Берут в правительство. Они играют в театрах, шастают по улицам целыми толпами.
Они, они, а не нормальные люди определяют ныне дух и колер России! Кстати, знаете, как я в самом общем виде классифицирую сумасшедших?
Воротынцев нежно и нервно засмеялся.
- А вот как. Сначала - идиоты, имбецилы. Они - следствие человеческих грехов и длительных кровосмешений, они - отголосок дохристова, дикого, зубодробительного, а потому стремительно ветшавшего мира. За идиотами следуют обыкновенные, банальные психи. Их появление на земле - следствие цепи предательств и преступлений. Это опасный, дикий и самый распространенный вид. Он хорошо укрывается за обычной нормальностью, за поверхностным здравым смыслом. Этого вида надо остерегаться как огня, потому что он часто незамечаем, неразличим...
И, наконец, третий вид, к которому, возможно, относитесь вы, отношусь я. Это - "божевольные". То есть получившие волю не быть поверхностно разумными!
Получившие волю быть сверх-разумными. Понимаете?
Воротынцев разволновался, вскочил, вскинул вверх маленькие ручки. Но быстро успокоился.
- Ну-с. Хватит об этом... Я начал об интеллигенции. Интеллигенция тоже, как это ни странно, имеет три пути: самоуничтожение и холуйство вот первые два. А третий... Третий - это единственно достойный нашего времени путь, путь прекрасный и неуничтожимый, путь к юродству, к якобы "низким" действиям и высокому обличению, путь к великому имморализму! Но интеллигенция этим путем не пойдет! И не надейтесь! А вот вас за то, что вы в себе этот путь как возможность носите, - уничтожат. Но я... Я спасу вас... Я ведь с первого взгляда вас отметил... Я знаю средство...
Одна рука Воротынцева продолжала оглаживать голову Серова, чуть качающуюся на сильно истончившейся за прошедшие несколько дней шее, другая легла все еще проклинающему жизнь больному на бедро. Затем рука перекочевала на живот. Она оказалась слишком близко к низу живота, чтобы оставить какие-то сомнения в намерениях маленького китайца.
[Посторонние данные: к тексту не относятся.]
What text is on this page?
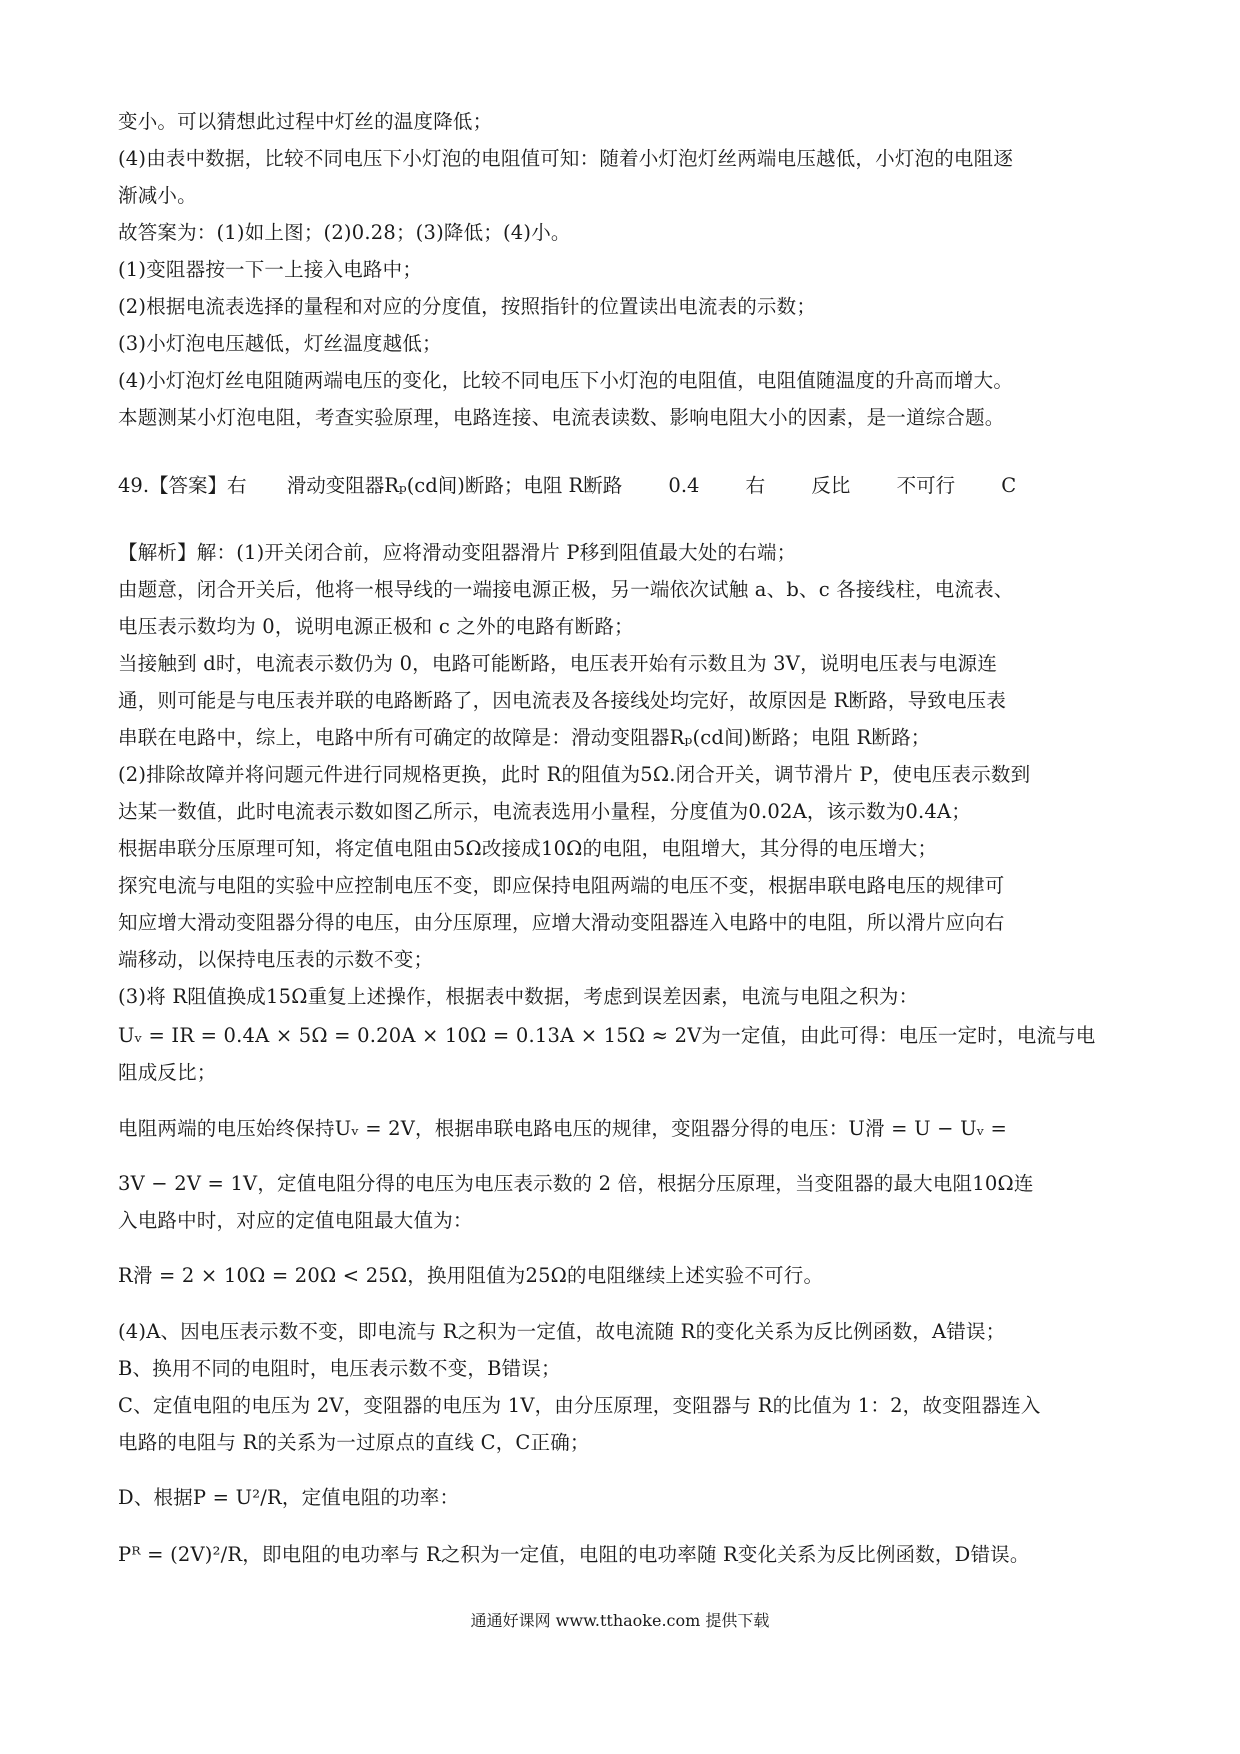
变小。可以猜想此过程中灯丝的温度降低；
(4)由表中数据，比较不同电压下小灯泡的电阻值可知：随着小灯泡灯丝两端电压越低，小灯泡的电阻逐
渐减小。
故答案为：(1)如上图；(2)0.28；(3)降低；(4)小。
(1)变阻器按一下一上接入电路中；
(2)根据电流表选择的量程和对应的分度值，按照指针的位置读出电流表的示数；
(3)小灯泡电压越低，灯丝温度越低；
(4)小灯泡灯丝电阻随两端电压的变化，比较不同电压下小灯泡的电阻值，电阻值随温度的升高而增大。
本题测某小灯泡电阻，考查实验原理，电路连接、电流表读数、影响电阻大小的因素，是一道综合题。
49.【答案】右 滑动变阻器Rₚ(cd间)断路；电阻 R断路 0.4 右 反比 不可行 C
【解析】解：(1)开关闭合前，应将滑动变阻器滑片 P移到阻值最大处的右端；
由题意，闭合开关后，他将一根导线的一端接电源正极，另一端依次试触 a、b、c 各接线柱，电流表、
电压表示数均为 0，说明电源正极和 c 之外的电路有断路；
当接触到 d时，电流表示数仍为 0，电路可能断路，电压表开始有示数且为 3V，说明电压表与电源连
通，则可能是与电压表并联的电路断路了，因电流表及各接线处均完好，故原因是 R断路，导致电压表
串联在电路中，综上，电路中所有可确定的故障是：滑动变阻器Rₚ(cd间)断路；电阻 R断路；
(2)排除故障并将问题元件进行同规格更换，此时 R的阻值为5Ω.闭合开关，调节滑片 P，使电压表示数到
达某一数值，此时电流表示数如图乙所示，电流表选用小量程，分度值为0.02A，该示数为0.4A；
根据串联分压原理可知，将定值电阻由5Ω改接成10Ω的电阻，电阻增大，其分得的电压增大；
探究电流与电阻的实验中应控制电压不变，即应保持电阻两端的电压不变，根据串联电路电压的规律可
知应增大滑动变阻器分得的电压，由分压原理，应增大滑动变阻器连入电路中的电阻，所以滑片应向右
端移动，以保持电压表的示数不变；
(3)将 R阻值换成15Ω重复上述操作，根据表中数据，考虑到误差因素，电流与电阻之积为：
Uᵥ = IR = 0.4A × 5Ω = 0.20A × 10Ω = 0.13A × 15Ω ≈ 2V为一定值，由此可得：电压一定时，电流与电
阻成反比；
电阻两端的电压始终保持Uᵥ = 2V，根据串联电路电压的规律，变阻器分得的电压：U滑 = U − Uᵥ =
3V − 2V = 1V，定值电阻分得的电压为电压表示数的 2 倍，根据分压原理，当变阻器的最大电阻10Ω连
入电路中时，对应的定值电阻最大值为：
R滑 = 2 × 10Ω = 20Ω < 25Ω，换用阻值为25Ω的电阻继续上述实验不可行。
(4)A、因电压表示数不变，即电流与 R之积为一定值，故电流随 R的变化关系为反比例函数，A错误；
B、换用不同的电阻时，电压表示数不变，B错误；
C、定值电阻的电压为 2V，变阻器的电压为 1V，由分压原理，变阻器与 R的比值为 1：2，故变阻器连入
电路的电阻与 R的关系为一过原点的直线 C，C正确；
D、根据P = U²/R，定值电阻的功率：
Pᴿ = (2V)²/R，即电阻的电功率与 R之积为一定值，电阻的电功率随 R变化关系为反比例函数，D错误。
通通好课网 www.tthaoke.com 提供下载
Серов вздрогнул. Во всякое другое время он, ненавидевший всяческих извращенцев, просто-напросто дал бы лекарю в ухо. Но сейчас... Какаято полумгла приязни, какой-то тончайший туман благодарности выстлал скользким императорским шелком нутро больного, и он от этой неожиданной приязни и благодарности к примостившемуся рядом маленькому китайцу согласно всхлипнул.
Воротынцев вдруг встал. В темноте бывший лекарь в своем длинном халате показался еще более хрупким, молодым, небезразличным.
- Если я вам неприятен, я уйду... - Маленький китайский оркестр - соловей, стеклянная дудочка, тонкий стебель цветка - зажурчал в голосе вставшего.
- Нет. Зачем же... Приятен! - назло всем, назло себе прежнему просипел тихо Серов.
Воротынцев поспешно сел на соляры обратно.
- Любовь... Любовь телесная вас спасет... Она - чище небесной! Калерия Львовна - уехала... Но я... Я ведь здесь... - звенел голосок бывшего лекаря.
И Серов, совершенно неожиданно для себя, тем же самым движением, что и маленький китаец минуту назад, огладил Воротынцева по бедру.
- Нет... Меня не обманешь... Вы меня еще не любите, - протянул вдруг печально бывший лекарь. - Впрочем... - хихикнул он, - к любви мы всегда успеем вернуться, хотя бы завтра... А пока вот вам таблеточка настоящая - и в палату! Там попросите Клашу ранки и порезы ваши промыть. Да вот, кстати, возьмите книжонку.